"Raised her yourself, did you?"

"Yes!" shouted Crittenden angrily.

"That's all!" said Angy briefly, and Isaac Crittenden sank back into his chair, dazed at the very unexpectedness of his escape. It was a perilous line of questioning that his former roustabout had taken up, leading close to the stealing of Upton's cattle and the seizing of Pecos Dalhart's herd, but at the very moment when he might have sprung the mine Angy had withheld his hand. The gaunt cowman tottered to his seat in a smother of perspiration, and Shepherd Kilkenny, after a moment's consideration, decided to make his hand good by calling a host of witnesses.

They came into court, one after the other, the hard-faced gun-men that Crittenden kept about his place, and with the unblinking assurance of men who gamble even with life itself they swore to the stereotyped facts, while Angy said never a word.
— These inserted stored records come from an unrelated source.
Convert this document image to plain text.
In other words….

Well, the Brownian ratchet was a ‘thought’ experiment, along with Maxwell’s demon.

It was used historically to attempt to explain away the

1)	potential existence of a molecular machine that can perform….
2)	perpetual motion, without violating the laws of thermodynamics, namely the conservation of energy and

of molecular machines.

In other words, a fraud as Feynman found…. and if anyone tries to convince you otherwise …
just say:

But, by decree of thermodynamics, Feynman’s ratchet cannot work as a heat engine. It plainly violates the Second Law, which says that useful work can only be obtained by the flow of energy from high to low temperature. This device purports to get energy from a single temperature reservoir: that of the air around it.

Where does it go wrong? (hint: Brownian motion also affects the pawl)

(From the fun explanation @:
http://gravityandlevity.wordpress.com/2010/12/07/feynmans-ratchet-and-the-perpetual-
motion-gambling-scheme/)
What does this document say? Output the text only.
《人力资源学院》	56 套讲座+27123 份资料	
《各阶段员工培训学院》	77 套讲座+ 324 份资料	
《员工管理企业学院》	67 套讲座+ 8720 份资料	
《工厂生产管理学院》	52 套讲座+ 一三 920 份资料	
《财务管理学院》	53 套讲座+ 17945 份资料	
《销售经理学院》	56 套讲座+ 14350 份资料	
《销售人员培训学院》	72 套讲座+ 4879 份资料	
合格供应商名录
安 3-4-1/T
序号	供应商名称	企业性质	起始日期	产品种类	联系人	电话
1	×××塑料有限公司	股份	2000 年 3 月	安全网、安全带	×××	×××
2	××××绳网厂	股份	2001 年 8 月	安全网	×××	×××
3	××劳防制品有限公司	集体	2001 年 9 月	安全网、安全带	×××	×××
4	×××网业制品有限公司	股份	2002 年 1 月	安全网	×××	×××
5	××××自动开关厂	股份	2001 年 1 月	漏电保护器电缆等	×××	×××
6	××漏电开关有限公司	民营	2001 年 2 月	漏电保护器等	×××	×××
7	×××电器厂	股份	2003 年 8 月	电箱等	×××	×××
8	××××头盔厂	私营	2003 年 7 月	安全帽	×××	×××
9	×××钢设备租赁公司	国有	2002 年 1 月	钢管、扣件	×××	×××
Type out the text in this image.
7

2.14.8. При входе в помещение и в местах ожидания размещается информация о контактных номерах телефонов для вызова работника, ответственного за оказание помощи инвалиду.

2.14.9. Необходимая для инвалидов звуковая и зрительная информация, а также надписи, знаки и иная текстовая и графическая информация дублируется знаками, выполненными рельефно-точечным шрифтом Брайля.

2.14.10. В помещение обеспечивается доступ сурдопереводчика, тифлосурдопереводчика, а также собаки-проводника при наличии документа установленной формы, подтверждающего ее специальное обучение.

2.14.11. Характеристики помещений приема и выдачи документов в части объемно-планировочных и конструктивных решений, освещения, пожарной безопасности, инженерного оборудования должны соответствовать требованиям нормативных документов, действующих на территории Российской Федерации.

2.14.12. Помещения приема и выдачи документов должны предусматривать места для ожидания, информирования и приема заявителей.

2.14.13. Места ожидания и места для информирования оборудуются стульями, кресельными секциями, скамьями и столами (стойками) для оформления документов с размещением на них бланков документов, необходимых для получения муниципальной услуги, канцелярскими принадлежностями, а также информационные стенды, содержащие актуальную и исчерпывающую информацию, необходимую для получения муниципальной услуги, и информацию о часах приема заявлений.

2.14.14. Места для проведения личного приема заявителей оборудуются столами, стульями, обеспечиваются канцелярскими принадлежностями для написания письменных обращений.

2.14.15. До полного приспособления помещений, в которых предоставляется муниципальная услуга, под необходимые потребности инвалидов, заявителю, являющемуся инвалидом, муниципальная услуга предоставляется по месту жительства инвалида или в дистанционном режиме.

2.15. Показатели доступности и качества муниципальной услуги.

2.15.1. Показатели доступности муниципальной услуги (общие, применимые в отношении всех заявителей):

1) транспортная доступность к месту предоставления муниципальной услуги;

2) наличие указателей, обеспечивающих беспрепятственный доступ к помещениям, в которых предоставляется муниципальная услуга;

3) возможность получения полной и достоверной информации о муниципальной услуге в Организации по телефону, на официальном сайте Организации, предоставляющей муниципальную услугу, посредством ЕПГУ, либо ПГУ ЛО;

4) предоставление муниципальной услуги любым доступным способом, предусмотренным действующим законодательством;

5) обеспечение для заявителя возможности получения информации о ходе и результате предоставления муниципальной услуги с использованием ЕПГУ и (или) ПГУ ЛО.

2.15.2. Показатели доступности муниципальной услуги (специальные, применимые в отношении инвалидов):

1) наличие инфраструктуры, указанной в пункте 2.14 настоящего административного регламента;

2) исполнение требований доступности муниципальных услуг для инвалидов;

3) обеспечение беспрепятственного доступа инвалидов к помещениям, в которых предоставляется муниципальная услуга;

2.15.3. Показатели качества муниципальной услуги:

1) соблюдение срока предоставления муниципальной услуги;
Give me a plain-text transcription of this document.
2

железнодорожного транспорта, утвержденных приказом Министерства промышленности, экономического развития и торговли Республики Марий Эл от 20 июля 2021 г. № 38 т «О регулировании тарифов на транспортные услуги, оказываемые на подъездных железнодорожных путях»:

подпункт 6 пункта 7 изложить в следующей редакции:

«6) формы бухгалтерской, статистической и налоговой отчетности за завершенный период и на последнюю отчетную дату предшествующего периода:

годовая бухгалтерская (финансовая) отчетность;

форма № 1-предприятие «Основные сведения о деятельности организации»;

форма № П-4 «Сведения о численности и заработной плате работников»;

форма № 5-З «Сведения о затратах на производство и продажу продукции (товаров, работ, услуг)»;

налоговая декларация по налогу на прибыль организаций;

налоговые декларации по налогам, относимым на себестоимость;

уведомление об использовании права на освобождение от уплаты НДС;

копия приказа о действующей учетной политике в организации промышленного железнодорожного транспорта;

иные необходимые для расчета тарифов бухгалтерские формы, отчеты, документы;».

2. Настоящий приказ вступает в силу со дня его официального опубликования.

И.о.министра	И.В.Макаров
"The People rest!" announced the district attorney at last, and lay back smiling in his chair to see what his opponent would spring.

"Your Honor and gentlemen of the jury," began Angevine Thorne, speaking with the easy confidence of a barrister, "the prosecution has gone to great lengths to prove that Pecos Dalhart branded this calf. The defence freely admits that act, but denies all felonious intent. We will show you, gentlemen of the jury, that at the time he branded the animal it was by law and right his own, and that during his absence it had been feloniously and unlawfully branded into the Spectacle brand by the complaining witness, Isaac Crittenden. Mr. Dalhart, will you please take the stand!"

Awkward and shamefaced in the presence of the multitude and painfully conscious of his jail clothes, Pecos mounted to the stand and turned to face his inquisitor. They had rehearsed the scene before—for Babe Thorne was not altogether ignorant of a lawyer's wiles—and his examination went off as smoothly as Kilkenny's examination of Crit, down to the point where Pecos was rudely pounced upon and roped while he was branding his spotted calf. Then it was that Angevine Thorne's voice began to ring like a trumpet, and as he came to the crucial question the audience stood motionless to listen.

"Now, Mr. Dalhart," he clarioned, "you say that you purposely barred the Spectacle brand upon this calf and burned your own brand, which was a Monkey-wrench, below it? What was your reason for that act?"

"My reason was that the calf was mine!" cried Pecos, rising angrily to his feet. "When I first come to Verde Crossing I bought an old spotted cow and her calf from José Garcia and branded them with a Monkey-wrench on the ribs—I kept her around my camp for a milk cow. That first calf growed up and she was jest comin' in with another one when I went to New Mexico last Fall. Well, when I came back last Spring I hadn't got into town yet when I come across my old milk cow with her ears all chopped up and her brand burned over and this little calf, lookin' jest like her, with a Spectacle brand burned on his ribs. That made me mad and I was jest ventin' the calf back to a Monkey-wrench when Crittenden and his cowboys jumped in and roped me!"

"You say that you bought the mother of this calf from José Garcia?"